Она замолкла. Повернулась к нему спиной, подставив лицо ледяному ветру:
— Вот какие дела, миленький…
Антона как оглушило. Он и раньше — в тоне девчонки, в глазах — что-то улавливал. Но не придавал никакого значения: без малого в отцы ей годится. Ну, нравится девушке — какого мужчину это не тешит? Но чтобы так…
— Послушай, Наденька… Послушай, это по молодости… Ты совсем еще молода… Это ты из жалости… Вот увидишь: пройдет… — Он бормотал всякую чушь, первое, что приходило на ум. — Через несколько часов, рано утром, я уезжаю на фронт.
— Знаю, — ответила она. — И я с вами. С тобой, — твердо поправилась она.
— Ку-уда?! — удивился он. — С ума сошла? В карман я тебя посажу?
— Я уже все узнала: сестры милосердия и санитарки там ой как нужны!
— Не глупи. Фронт — это не в куклы играть. Нашел главное:
— И о больной матери с маленьким братишкой подумай! У Александра сейчас забот невпроворот, семью он не потянет. С голоду и холоду мать и братишка твои помрут!
Она промолчала. Всхлипнула.
— Давай так: я буду писать тебе с фронта, ты мне будешь писать. Проверишь свое чувство… С бухты-барахты нельзя такое решать…
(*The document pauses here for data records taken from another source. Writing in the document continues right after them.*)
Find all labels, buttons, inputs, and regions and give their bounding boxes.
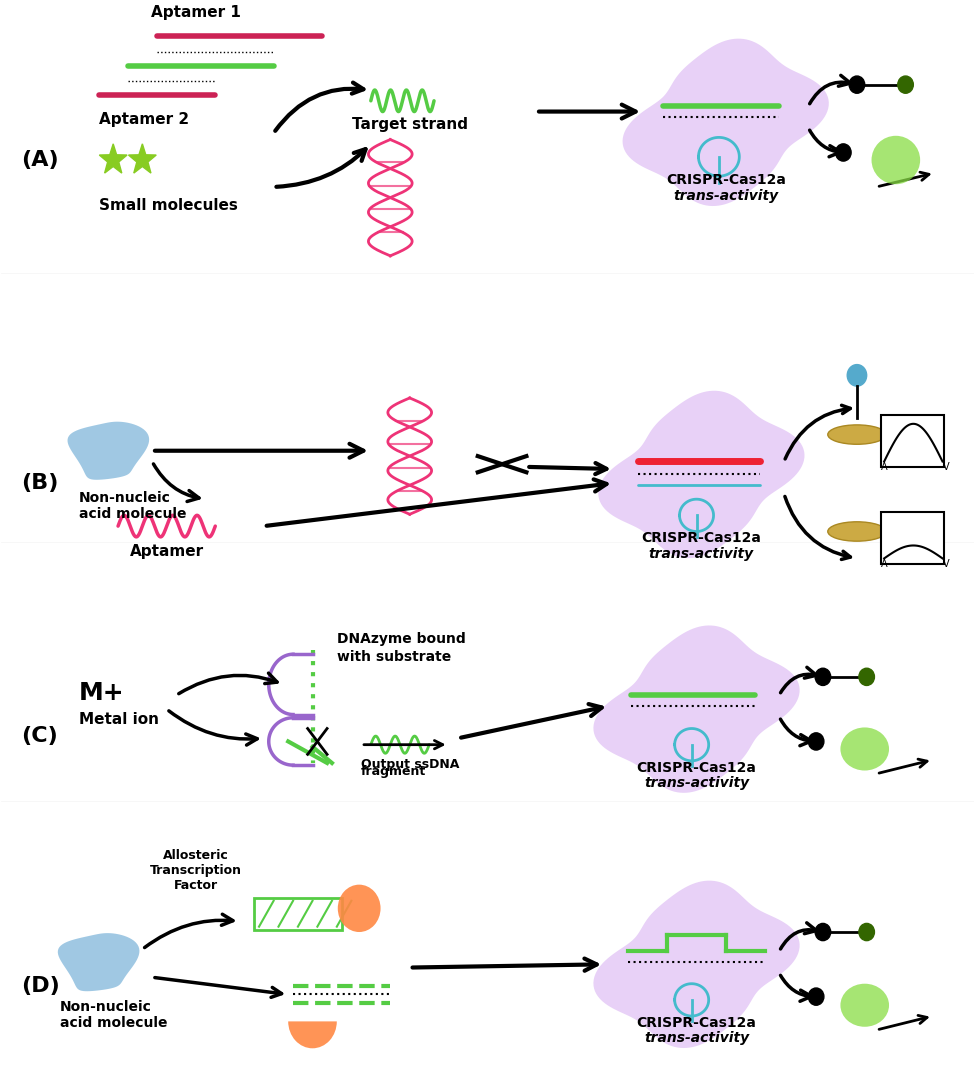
FancyArrowPatch shape: [276, 149, 366, 187]
FancyArrowPatch shape: [809, 130, 840, 157]
Text: trans-activity: trans-activity: [648, 546, 754, 560]
Bar: [881, 512, 945, 564]
Circle shape: [815, 669, 831, 686]
Text: trans-activity: trans-activity: [644, 776, 749, 790]
Bar: [881, 415, 945, 466]
Text: (D): (D): [20, 976, 59, 995]
Text: Small molecules: Small molecules: [98, 198, 238, 213]
Circle shape: [849, 76, 865, 93]
Circle shape: [836, 144, 851, 161]
Text: Allosteric
Transcription
Factor: Allosteric Transcription Factor: [150, 849, 242, 893]
FancyArrowPatch shape: [178, 673, 277, 694]
Circle shape: [859, 923, 875, 940]
FancyArrowPatch shape: [780, 720, 811, 745]
Text: Metal ion: Metal ion: [79, 712, 159, 727]
Text: Aptamer: Aptamer: [130, 544, 204, 559]
Text: (C): (C): [20, 726, 58, 747]
Text: fragment: fragment: [361, 765, 426, 778]
Text: trans-activity: trans-activity: [644, 1031, 749, 1045]
Text: CRISPR-Cas12a: CRISPR-Cas12a: [666, 173, 786, 187]
Text: with substrate: with substrate: [336, 650, 451, 664]
Text: A: A: [881, 559, 888, 569]
FancyArrowPatch shape: [153, 464, 199, 501]
Text: M+: M+: [79, 681, 125, 705]
FancyArrowPatch shape: [781, 923, 816, 949]
Polygon shape: [254, 898, 341, 929]
Text: Aptamer 1: Aptamer 1: [151, 5, 241, 21]
Ellipse shape: [828, 425, 886, 445]
Text: Output ssDNA: Output ssDNA: [361, 757, 459, 770]
Text: trans-activity: trans-activity: [673, 189, 778, 203]
Circle shape: [898, 76, 914, 93]
Text: Non-nucleic
acid molecule: Non-nucleic acid molecule: [79, 490, 186, 520]
Circle shape: [808, 988, 824, 1005]
FancyArrowPatch shape: [275, 82, 364, 131]
Polygon shape: [594, 625, 800, 793]
Ellipse shape: [872, 135, 920, 184]
Text: (A): (A): [20, 150, 58, 170]
FancyArrowPatch shape: [781, 668, 816, 692]
Polygon shape: [623, 39, 829, 206]
Text: (B): (B): [20, 473, 58, 493]
FancyArrowPatch shape: [144, 914, 233, 948]
Ellipse shape: [840, 727, 889, 770]
Text: A: A: [881, 462, 888, 472]
Text: Aptamer 2: Aptamer 2: [98, 111, 189, 127]
Polygon shape: [67, 422, 149, 479]
Polygon shape: [599, 391, 804, 558]
Circle shape: [859, 669, 875, 686]
Wedge shape: [289, 1021, 336, 1048]
FancyArrowPatch shape: [169, 711, 257, 745]
Circle shape: [808, 733, 824, 750]
Text: V: V: [943, 559, 949, 569]
Text: V: V: [943, 462, 949, 472]
Polygon shape: [99, 144, 127, 173]
Text: Non-nucleic
acid molecule: Non-nucleic acid molecule: [59, 1000, 168, 1030]
Circle shape: [337, 885, 380, 932]
Polygon shape: [129, 144, 156, 173]
FancyArrowPatch shape: [809, 76, 850, 104]
Ellipse shape: [828, 522, 886, 541]
Circle shape: [847, 365, 867, 386]
Text: Target strand: Target strand: [352, 117, 468, 132]
Text: CRISPR-Cas12a: CRISPR-Cas12a: [637, 761, 757, 775]
Text: CRISPR-Cas12a: CRISPR-Cas12a: [637, 1016, 757, 1030]
Text: DNAzyme bound: DNAzyme bound: [336, 632, 465, 646]
Polygon shape: [58, 933, 139, 991]
Polygon shape: [594, 881, 800, 1048]
Circle shape: [815, 923, 831, 940]
Ellipse shape: [840, 984, 889, 1027]
FancyArrowPatch shape: [781, 975, 811, 1001]
Text: CRISPR-Cas12a: CRISPR-Cas12a: [642, 531, 761, 545]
Ему почему-то представился первый ее образ, возникший в слепоте и так не соответствовавший реальному, — тоненький бледно-зеленый стебелек, который так легко сломать.
— Хорошо, — после долгого молчания проговорила она. — Обязательно напиши мне. Первый, чтобы я знала адрес. Мой запомнить просто: Полюстровский, дом 10. Долгинова Надежда.
Повернулась, приблизила снизу лицо с широко открытыми, светящимися в снежных сумерках глазами:
— Ты меня полюбишь, Антон. Я буду тебе хорошей женой!